Ultimately, the Bv 222 V7 prototype was selected as the official production model for the military Bv 222 and appeared with the definitive "Bv 222C" model designation form. The earlier prototypes (V2, V3, V4 and V5) pressed into military service became maritime reconnaissance platforms, differing mainly in defensive armament and some mounting FuG 200 series search radar systems while flying for Fliegerfuhrer Atlantik. Bv 222B was a proposed variant to fit Junkers Jumo 208 series engines but never materialized.
Bv 222 Walk-Around
At its core, the Bv 222C was a dedicated long-range transport. It could carry a full complement of 92 soldiers along with its base 11- to 14-person crew. The pilot and co-pilot sat in a raised flight deck with excellent overhead, side and forward views. All six engines could be accounted for between the two pilots by a simple glance outside. The deep fuselage proved a massive structure and was streamlined from the conical nose assembly to the tapered tail end. The wide-span wing assemblies were shoulder-mounted monoplanes with three Junkers Jumo 12-cylinder engines underslung, three engine nacelles to a wing. Wingtips were rounded edges. The empennage was made up of a single rounded vertical tail fin of large area and complemented by a pair of horizontal planes, also rounded. Crew access doors were found along the fuselage sides near the water line, a pair forward and a pair aft. The cargo hold was accessible via a large square cargo door fitted to the starboard side just aft of the wing assemblies. Including general wartime supplies and soldiers, the cargo hold could also take on wounded personnel in medical litters.
As the forte of any flying boat was its uncanny ability to land on water, the Bv 222 design featured the traditional boat-like hull for cutting and displacing such surfaces.
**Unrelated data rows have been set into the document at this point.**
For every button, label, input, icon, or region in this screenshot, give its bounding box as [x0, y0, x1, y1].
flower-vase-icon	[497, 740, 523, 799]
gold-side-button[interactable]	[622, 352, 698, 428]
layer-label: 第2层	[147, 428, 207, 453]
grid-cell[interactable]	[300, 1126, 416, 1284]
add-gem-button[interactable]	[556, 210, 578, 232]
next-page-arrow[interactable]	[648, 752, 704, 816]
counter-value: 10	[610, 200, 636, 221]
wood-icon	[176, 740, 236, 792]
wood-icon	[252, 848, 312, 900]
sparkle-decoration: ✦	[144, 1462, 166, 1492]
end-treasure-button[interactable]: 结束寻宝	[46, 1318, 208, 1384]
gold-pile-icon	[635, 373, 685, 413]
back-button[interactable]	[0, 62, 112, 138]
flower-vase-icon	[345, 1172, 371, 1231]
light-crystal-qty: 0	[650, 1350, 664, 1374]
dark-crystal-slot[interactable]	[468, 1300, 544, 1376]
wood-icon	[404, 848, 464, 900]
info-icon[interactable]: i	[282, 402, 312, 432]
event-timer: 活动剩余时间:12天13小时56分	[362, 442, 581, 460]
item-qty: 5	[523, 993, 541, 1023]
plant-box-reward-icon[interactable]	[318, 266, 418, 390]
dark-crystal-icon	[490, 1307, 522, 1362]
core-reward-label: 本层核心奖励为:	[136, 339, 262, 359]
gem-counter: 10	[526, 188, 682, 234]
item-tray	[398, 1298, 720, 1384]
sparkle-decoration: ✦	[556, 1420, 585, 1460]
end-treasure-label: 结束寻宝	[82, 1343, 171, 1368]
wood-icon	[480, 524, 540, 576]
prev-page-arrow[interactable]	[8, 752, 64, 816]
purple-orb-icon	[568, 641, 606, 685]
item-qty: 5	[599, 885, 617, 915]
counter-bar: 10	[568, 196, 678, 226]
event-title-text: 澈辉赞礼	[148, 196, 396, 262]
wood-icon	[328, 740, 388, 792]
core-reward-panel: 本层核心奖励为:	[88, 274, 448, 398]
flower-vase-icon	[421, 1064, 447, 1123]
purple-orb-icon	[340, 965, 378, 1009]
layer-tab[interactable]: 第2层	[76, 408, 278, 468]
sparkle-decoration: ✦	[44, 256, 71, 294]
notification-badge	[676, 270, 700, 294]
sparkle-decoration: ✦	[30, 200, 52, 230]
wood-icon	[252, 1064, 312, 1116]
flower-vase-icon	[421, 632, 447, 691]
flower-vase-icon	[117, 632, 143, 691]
This allowed the Bv 222 the capability to land or take-off from water surfaces with relative ease, provided there was enough straight line distance to do so. Having no undercarriage meant that the Bv 222 was limited to waterborne activities.
The production Bv 222C model maintained a wingspan of nearly 151 feet with a wing area of 2,744.8 square feet. Her height measured in at upwards of 36 feet while her length came in at over 121 feet. When empty, the beast still weighed 67,572lbs and displaced 100,503lbs when loaded. Her maximum take-off weight (MTOW) topped 108,030lbs. Maximum speed was a reported 242 miles per hour at 16,400 feet while she could cruise at 189 miles per hour at sea level. Range was an impressive 3,790 miles. Her service ceiling was limited to just 23,950 feet with a rate-of-climb equal to 473 feet per minute.
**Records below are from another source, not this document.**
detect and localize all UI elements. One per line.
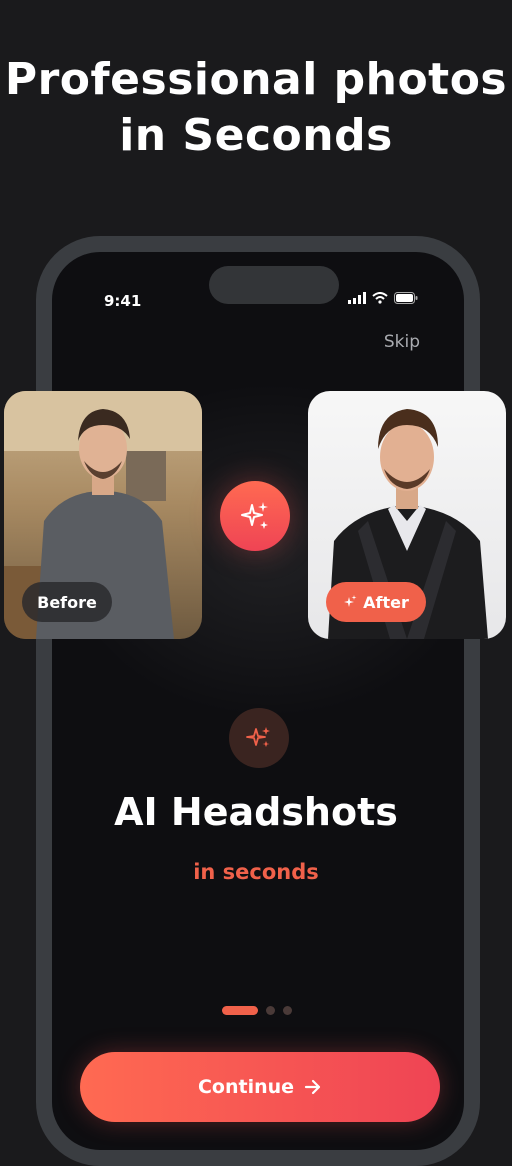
phone-mockup: 9:41 [36,236,480,1166]
skip-button[interactable]: Skip [384,332,420,352]
status-time: 9:41 [104,292,142,310]
sparkle-icon [246,727,270,747]
after-label-text: After [363,592,409,612]
pagination-dot[interactable] [266,1006,275,1015]
status-icons [348,292,418,304]
pagination-dot-active[interactable] [222,1006,258,1015]
sparkle-icon [241,502,268,529]
headline-line-2: in Seconds [119,110,393,161]
headline: Professional photos in Seconds [0,52,512,164]
pagination-dots [222,1006,292,1015]
battery-icon [394,292,418,304]
wifi-icon [372,292,388,304]
continue-label: Continue [197,1076,295,1098]
feature-subtitle: in seconds [193,860,319,884]
continue-button[interactable]: Continue [80,1052,440,1122]
after-label: After [326,582,426,622]
before-label-text: Before [37,592,97,612]
sparkle-icon [344,595,357,607]
feature-title: AI Headshots [114,790,398,834]
dynamic-island [209,266,339,304]
headline-line-1: Professional photos [4,54,508,105]
before-label: Before [22,582,112,622]
transform-sparkle-button [220,481,290,551]
feature-icon-badge [229,708,289,768]
arrow-right-icon [304,1079,321,1095]
pagination-dot[interactable] [283,1006,292,1015]
signal-icon [348,292,366,304]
The Hammer Ultimately Falls
The Bv 222 fought on through to the end of the war to which several complete examples were taken as prizes by the Allies. The United States retained two of the completed aircraft whilst the United Kingdom brought one home for herself. The RAF actually operated their Bv 222 up until 1947 while the US studied the design and implemented a similar hull on their upcoming Convair R3Y "Tradewind" flying boat transport. Two further remaining Bv 222 examples were scuttled by their German crews prior to the end of the war.